By Paul Hemsley
The Western Australian Local Government Association (WALGA) has continued to kick the can over a proposed “cash for containers” scheme to reduce litter and kerbside rubbish in the run-up to the state election in March 2013, saying its petition for the scheme has received 1590 signatures.
The West’s local government body has been urging the Barnett government to implement a deposit and refund scheme since November 2012 when WALGA cited the need to provide a direct financial incentive for residents to recycle empty cans, bottles or cartons.
The Barnett government's position on a "cash for containers' scheme has been to wait for wait for an outcome from the National conference of Environment Ministers before making any decisions about a state based container system.
Although well-established in South Australia since 1977, container deposit schemes have remained highly contentious elsewhere as councils look for ways to reduce the growing cost of dealing with rubbish from packaging.
However such moves have been stridently opposed by the food and grocery lobby that has mounted a series of vigorous campaigns to stop deposit schemes taking root.
Under WALGA’s proposed plan, people would be able to bring approved items to a collection depot and receive 10 cents per container.
A central issue in the product stewardship debate has been at what stage of the manufacturing and distribution cycle the cost of deposit is applied to a sold product so that it can later be redeemed.
A further point of contention is what happens to unredeemed deposits and whether the money should help cover the local government costs in picking-up and disposing of dumped cans and containers.
The friction between governments and the packaging industry is not restricted to WA.
Major beverage companies Coca-Cola Amatil (CCA), Schweppes Australia and Lion Pty Ltd are now litigating in the Federal Court with the Northern Territory government over the Top End’s “cash for containers” scheme.
While the NT Legislative Assembly supported the scheme leading to its implementation in January 2012, beverage companies have sued the government and complained that Coca-Cola Amatil product prices that have increased as a result of the scheme to cover the government’s costs of running it.
The beverage giants have also taken issue over which state their products are actually manufactured in and whether or not this makes them liable under the laws that govern the deposit scheme.
Coca-Cola Amatil has branded the NT deposit scheme an “environmental failure” and claims two out of three containers sold have not been recycled, thus putting returns “well below the national average”.

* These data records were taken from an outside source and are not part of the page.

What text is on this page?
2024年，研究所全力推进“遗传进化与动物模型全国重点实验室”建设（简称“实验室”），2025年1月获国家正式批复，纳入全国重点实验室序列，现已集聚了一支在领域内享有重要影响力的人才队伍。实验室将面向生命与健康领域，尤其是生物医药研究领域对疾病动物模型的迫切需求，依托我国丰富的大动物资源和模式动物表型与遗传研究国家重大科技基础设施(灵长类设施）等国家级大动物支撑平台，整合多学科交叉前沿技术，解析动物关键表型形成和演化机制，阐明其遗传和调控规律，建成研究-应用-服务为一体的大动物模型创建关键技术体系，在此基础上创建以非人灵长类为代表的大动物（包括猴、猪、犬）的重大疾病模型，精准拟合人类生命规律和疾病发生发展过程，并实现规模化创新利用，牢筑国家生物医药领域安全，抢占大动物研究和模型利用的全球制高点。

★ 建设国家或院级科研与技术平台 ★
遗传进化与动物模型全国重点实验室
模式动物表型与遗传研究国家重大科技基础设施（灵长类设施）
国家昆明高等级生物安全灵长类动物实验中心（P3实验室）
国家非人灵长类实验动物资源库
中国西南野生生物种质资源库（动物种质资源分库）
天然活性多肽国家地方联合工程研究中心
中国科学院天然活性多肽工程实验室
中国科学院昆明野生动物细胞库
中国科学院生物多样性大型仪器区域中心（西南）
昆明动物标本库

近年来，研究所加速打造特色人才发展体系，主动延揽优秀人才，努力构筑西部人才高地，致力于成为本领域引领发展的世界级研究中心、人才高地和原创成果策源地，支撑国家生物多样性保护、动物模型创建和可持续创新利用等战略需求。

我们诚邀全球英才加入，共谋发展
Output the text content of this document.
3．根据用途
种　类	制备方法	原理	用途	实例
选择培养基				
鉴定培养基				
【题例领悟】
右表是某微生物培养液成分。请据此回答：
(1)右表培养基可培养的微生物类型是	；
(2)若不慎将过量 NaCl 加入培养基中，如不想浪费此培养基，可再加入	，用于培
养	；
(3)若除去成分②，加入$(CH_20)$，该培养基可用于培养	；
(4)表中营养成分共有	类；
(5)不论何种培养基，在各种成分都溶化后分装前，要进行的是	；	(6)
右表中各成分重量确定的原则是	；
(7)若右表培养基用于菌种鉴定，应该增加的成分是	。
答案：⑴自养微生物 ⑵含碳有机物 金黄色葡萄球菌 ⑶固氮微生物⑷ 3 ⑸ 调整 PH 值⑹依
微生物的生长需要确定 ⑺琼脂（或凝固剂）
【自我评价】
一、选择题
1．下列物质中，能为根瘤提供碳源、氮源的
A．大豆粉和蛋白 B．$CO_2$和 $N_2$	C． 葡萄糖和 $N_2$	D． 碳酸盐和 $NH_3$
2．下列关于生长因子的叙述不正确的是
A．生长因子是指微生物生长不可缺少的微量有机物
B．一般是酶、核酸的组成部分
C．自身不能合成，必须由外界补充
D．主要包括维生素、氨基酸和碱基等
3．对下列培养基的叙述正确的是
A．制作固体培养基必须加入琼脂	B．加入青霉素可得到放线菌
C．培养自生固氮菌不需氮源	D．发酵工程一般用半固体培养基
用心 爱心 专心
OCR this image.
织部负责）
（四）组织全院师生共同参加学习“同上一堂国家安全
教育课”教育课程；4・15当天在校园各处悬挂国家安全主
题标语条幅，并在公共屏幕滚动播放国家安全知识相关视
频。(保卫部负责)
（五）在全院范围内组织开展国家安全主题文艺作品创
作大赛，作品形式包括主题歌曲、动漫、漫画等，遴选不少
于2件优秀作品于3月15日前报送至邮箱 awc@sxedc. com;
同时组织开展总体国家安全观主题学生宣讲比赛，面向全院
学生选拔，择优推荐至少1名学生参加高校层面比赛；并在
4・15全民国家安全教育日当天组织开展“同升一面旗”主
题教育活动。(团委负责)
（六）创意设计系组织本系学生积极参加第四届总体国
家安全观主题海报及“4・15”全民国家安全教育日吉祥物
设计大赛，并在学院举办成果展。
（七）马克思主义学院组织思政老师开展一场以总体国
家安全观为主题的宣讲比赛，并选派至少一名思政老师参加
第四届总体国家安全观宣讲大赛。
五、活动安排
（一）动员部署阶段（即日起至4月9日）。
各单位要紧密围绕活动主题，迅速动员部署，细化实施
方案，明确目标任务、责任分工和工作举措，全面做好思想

However in Western Australia, the local government’s petition to the state government to create a “cash for containers” scheme through its Cash4Containers website has emboldened WALGA to demonstrate the plan’s community support to the state government.
WALGA President Troy Pickard said the campaign had been created to tell the state government that there needs to be a similar scheme to what’s running in South Australia, which has increased recycling rates and increased public awareness.
“To date, over 25 Councils representing one fifth of the State’s population have provided formal endorsement of the campaign,” Mr Pickard said.